By default rustls supports PKCS#8-format1 RSA or ECDSA keys, plus PKCS#1-format RSA keys.

However, if your private key resides in a HSM, or in another process, or perhaps another machine, rustls has some extension points to support this:

The main trait you must implement is sign::SigningKey. The primary method here is choose_scheme where you are given a set of SignatureSchemes the client says it supports: you must choose one (or return None – this aborts the handshake). Having done that, you return an implementation of the sign::Signer trait. The sign() performs the signature and returns it.

(Unfortunately this is currently designed for keys with low latency access, like in a PKCS#11 provider, Microsoft CryptoAPI, etc. so is blocking rather than asynchronous. It’s a TODO to make these and other extension points async.)
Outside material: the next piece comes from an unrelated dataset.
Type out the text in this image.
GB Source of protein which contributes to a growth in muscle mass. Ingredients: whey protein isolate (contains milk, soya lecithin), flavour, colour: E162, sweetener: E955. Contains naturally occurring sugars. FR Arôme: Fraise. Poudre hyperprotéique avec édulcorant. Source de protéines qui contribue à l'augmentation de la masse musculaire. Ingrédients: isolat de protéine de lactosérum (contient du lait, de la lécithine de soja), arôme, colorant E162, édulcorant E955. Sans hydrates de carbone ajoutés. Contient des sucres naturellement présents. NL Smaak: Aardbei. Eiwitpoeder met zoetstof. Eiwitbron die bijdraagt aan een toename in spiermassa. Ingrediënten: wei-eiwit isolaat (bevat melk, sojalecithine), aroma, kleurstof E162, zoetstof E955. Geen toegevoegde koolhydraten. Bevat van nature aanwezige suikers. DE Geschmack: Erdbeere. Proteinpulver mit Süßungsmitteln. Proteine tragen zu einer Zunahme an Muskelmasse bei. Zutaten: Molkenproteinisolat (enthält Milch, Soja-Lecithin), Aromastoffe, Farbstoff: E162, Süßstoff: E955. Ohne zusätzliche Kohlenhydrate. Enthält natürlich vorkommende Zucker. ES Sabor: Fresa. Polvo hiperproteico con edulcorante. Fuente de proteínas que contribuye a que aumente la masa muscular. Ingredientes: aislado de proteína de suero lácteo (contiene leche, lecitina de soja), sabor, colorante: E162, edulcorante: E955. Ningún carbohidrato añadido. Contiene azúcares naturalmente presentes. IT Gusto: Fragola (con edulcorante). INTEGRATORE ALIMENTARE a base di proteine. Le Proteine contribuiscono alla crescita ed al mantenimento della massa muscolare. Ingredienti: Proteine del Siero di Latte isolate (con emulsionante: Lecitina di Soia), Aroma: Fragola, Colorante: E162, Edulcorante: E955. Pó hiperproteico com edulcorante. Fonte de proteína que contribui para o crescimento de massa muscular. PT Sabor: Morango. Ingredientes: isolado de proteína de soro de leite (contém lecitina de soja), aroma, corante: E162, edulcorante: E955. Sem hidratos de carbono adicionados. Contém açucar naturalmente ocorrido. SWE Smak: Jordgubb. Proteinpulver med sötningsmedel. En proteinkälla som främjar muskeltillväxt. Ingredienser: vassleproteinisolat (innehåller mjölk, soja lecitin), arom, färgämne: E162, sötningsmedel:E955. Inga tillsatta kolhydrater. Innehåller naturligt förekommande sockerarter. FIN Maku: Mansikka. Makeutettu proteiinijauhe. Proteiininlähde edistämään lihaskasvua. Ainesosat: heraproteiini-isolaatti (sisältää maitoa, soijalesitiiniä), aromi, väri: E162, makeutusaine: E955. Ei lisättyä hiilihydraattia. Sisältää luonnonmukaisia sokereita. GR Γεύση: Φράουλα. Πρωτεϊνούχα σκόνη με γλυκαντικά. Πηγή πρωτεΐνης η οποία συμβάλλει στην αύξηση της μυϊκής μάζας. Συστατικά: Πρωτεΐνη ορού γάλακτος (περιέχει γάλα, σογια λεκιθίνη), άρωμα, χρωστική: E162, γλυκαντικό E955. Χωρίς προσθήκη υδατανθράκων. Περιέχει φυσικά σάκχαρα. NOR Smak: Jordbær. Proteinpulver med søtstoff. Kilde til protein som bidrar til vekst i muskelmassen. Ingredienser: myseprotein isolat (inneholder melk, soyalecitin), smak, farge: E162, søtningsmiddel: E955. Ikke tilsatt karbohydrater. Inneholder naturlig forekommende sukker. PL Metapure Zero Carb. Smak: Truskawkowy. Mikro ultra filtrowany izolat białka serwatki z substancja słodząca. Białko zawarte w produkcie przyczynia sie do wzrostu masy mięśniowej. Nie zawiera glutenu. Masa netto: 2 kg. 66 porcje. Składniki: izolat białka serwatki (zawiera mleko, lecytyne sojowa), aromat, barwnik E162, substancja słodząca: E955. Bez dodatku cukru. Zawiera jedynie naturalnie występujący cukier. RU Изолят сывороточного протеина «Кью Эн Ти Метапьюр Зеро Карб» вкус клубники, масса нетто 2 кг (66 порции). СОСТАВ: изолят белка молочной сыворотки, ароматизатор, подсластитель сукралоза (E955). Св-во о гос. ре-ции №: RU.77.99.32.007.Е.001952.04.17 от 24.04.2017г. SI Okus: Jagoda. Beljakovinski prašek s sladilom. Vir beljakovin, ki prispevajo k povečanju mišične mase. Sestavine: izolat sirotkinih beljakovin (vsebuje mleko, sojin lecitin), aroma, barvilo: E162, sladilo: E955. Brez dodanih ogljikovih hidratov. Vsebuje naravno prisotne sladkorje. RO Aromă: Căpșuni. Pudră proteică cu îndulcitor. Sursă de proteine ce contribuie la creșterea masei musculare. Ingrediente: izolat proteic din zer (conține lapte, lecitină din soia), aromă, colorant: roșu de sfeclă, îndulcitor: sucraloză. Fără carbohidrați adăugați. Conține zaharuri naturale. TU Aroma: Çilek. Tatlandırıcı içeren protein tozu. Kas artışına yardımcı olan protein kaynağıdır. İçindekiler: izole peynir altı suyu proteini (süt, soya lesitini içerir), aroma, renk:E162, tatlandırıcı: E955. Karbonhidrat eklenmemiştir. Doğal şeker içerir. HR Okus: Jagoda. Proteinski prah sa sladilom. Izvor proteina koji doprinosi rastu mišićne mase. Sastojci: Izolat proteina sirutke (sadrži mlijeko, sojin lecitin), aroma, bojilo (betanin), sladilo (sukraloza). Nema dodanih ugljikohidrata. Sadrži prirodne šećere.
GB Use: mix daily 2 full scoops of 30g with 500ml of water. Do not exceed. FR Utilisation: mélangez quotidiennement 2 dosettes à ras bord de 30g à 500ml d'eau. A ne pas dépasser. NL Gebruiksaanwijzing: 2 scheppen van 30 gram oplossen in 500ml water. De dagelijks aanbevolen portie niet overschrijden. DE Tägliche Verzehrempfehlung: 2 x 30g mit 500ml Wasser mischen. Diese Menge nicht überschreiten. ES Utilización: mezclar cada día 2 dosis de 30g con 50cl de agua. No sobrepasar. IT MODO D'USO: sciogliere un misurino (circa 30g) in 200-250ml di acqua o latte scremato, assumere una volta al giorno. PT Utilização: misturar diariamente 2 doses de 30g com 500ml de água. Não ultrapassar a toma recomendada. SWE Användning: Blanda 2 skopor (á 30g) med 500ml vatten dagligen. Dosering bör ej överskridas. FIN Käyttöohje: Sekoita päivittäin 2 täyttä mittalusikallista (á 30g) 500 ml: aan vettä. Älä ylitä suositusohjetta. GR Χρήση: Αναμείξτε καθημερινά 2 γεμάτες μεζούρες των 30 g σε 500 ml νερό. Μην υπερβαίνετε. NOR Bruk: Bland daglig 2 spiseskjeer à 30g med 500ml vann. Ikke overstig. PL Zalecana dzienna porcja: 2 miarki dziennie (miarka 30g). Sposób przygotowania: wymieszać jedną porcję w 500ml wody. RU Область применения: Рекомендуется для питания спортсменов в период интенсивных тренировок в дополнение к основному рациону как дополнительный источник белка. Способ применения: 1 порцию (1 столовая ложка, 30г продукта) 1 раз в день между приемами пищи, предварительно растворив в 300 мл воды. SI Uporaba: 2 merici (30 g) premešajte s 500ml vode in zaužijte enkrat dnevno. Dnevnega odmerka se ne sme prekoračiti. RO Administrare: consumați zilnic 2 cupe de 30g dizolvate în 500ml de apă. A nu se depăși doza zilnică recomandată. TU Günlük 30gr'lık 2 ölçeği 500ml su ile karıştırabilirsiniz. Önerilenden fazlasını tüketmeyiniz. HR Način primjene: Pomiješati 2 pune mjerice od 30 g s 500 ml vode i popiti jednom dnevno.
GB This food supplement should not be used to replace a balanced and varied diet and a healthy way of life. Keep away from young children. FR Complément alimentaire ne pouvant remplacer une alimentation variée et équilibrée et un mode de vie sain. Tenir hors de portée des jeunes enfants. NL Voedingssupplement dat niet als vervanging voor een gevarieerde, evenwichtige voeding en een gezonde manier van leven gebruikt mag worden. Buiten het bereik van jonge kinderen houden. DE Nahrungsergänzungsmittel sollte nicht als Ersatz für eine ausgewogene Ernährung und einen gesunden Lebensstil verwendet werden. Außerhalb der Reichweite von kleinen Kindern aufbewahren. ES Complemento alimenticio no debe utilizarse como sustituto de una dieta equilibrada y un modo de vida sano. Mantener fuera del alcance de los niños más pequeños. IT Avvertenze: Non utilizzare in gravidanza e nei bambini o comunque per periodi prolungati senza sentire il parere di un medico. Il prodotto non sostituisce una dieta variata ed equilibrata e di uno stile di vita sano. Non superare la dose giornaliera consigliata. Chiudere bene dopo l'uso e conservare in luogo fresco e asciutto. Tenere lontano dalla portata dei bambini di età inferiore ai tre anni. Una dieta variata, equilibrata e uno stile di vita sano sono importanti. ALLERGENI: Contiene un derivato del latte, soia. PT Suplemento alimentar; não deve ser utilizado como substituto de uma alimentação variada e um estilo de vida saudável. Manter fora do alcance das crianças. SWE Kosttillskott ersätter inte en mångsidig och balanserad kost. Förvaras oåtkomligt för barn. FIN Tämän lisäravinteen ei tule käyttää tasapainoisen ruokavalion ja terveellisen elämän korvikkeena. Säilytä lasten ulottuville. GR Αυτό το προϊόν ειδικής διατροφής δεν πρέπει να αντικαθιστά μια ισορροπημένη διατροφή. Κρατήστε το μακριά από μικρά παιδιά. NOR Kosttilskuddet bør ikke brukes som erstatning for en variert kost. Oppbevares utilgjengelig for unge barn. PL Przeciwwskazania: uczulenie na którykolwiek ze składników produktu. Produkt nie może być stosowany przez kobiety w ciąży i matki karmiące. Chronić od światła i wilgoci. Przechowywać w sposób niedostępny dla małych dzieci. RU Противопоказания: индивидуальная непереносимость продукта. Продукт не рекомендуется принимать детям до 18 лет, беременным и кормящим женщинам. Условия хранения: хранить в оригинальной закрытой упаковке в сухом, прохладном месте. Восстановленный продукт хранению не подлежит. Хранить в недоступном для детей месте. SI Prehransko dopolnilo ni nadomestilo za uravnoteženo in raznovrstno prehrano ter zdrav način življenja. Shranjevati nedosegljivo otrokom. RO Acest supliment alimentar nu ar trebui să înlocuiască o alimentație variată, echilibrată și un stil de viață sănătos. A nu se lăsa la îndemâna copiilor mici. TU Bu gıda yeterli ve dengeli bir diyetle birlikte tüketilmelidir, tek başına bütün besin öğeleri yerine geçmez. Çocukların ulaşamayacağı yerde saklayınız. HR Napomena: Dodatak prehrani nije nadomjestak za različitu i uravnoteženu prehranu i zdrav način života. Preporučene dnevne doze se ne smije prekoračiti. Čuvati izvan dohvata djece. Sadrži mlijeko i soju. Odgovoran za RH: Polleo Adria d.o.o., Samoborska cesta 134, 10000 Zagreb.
Once you have these two pieces, configuring a server to use them involves, briefly:

§Unexpected EOF

TLS has a close_notify mechanism to prevent truncation attacks2. According to the TLS RFCs, each party is required to send a close_notify message before closing the write side of the connection. However, some implementations don’t send it. So long as the application layer protocol (for instance HTTP/2) has message length framing and can reject truncated messages, this is not a security problem.

Rustls treats an EOF without close_notify as an error of type std::io::Error with ErrorKind::UnexpectedEof. In some situations it’s appropriate for the application to handle this error the same way it would handle a normal EOF (a read returning Ok(0)). In particular if UnexpectedEof occurs on an idle connection it is appropriate to treat it the same way as a clean shutdown. And if an application always uses messages with length framing (in other words, messages are never delimited by the close of the TCP connection), it can unconditionally ignore UnexpectedEof errors from rustls.


  1. For PKCS#8 it does not support password encryption – there’s not a meaningful threat model addressed by this, and the encryption supported is typically extremely poor.